In the middle of the 19th century the wine trade in Mainz flourished again with the Rhine romanticism. Johann Friedrich Hillebrand acquired lighters for river transport and thus continued the inland navigation business of his ancestors. The Mainz-Ludwigshafen railway line, newly opened in 1853, and the West Rhine Railway, newly built in 1859, formed the basis for the expansion of business to include rail and the eastern markets. In 1875 the generation of sons followed with Dionis and Ludwig Damian Hillebrand and further expanded the Rhine freight traffic. In addition to their core business, they took over the Mainz agency for ship passages of the Hamburg-America Line for the Hamburg-Amerikanische Packetfahrt-Actien-Gesellschaft.

After the Second World War, Karl Hillebrand, Dionis' son, began inter-zone trading between the French occupied zone of Mainz and the surrounding area and the American occupied zone in Mainz-Kastel. Jan W. Hillebrand, who had returned from Allied captivity as a prisoner of war, took over the management of the Mainzer Lagerhaus A.G., which was integrated into the Hillebrand forwarding agency in 1953.

Until the 1960s, the Spedition exported worldwide, mainly German wines. From the middle of the decade more and more intermodal containers were used in the logistics business.

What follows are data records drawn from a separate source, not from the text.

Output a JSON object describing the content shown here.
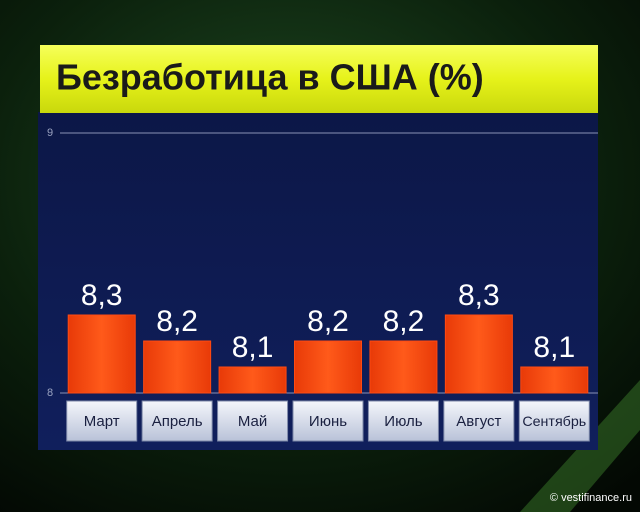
{
  "chart_data": {
    "type": "bar",
    "title": "Безработица в США (%)",
    "categories": [
      "Март",
      "Апрель",
      "Май",
      "Июнь",
      "Июль",
      "Август",
      "Сентябрь"
    ],
    "values": [
      8.3,
      8.2,
      8.1,
      8.2,
      8.2,
      8.3,
      8.1
    ],
    "value_labels": [
      "8,3",
      "8,2",
      "8,1",
      "8,2",
      "8,2",
      "8,3",
      "8,1"
    ],
    "color": "#ff4a12",
    "ylim": [
      8,
      9
    ],
    "yticks": [
      8,
      9
    ],
    "grid": true,
    "watermark": "© vestifinance.ru"
  }
}
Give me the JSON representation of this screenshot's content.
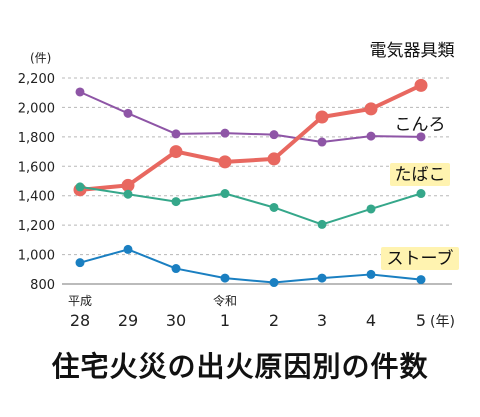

The stable, sealed containers offered the advantage that the attractive freight was better protected against transport damage and theft. With Hillebrand's Wine-Line, this concept was also extended to other classic European wine exporting countries. In 1974 the company moved to the new premises in Mainz-Hechtsheim. In 1986 Jan W. Hillebrand left the company and handed over the business to Christof J. F. Hillebrand, the fifth generation of the family-run company.

In early 2022 Hillebrand was bought over by DHL, the future name will be ″Hillebrand Gori, a DHL company″.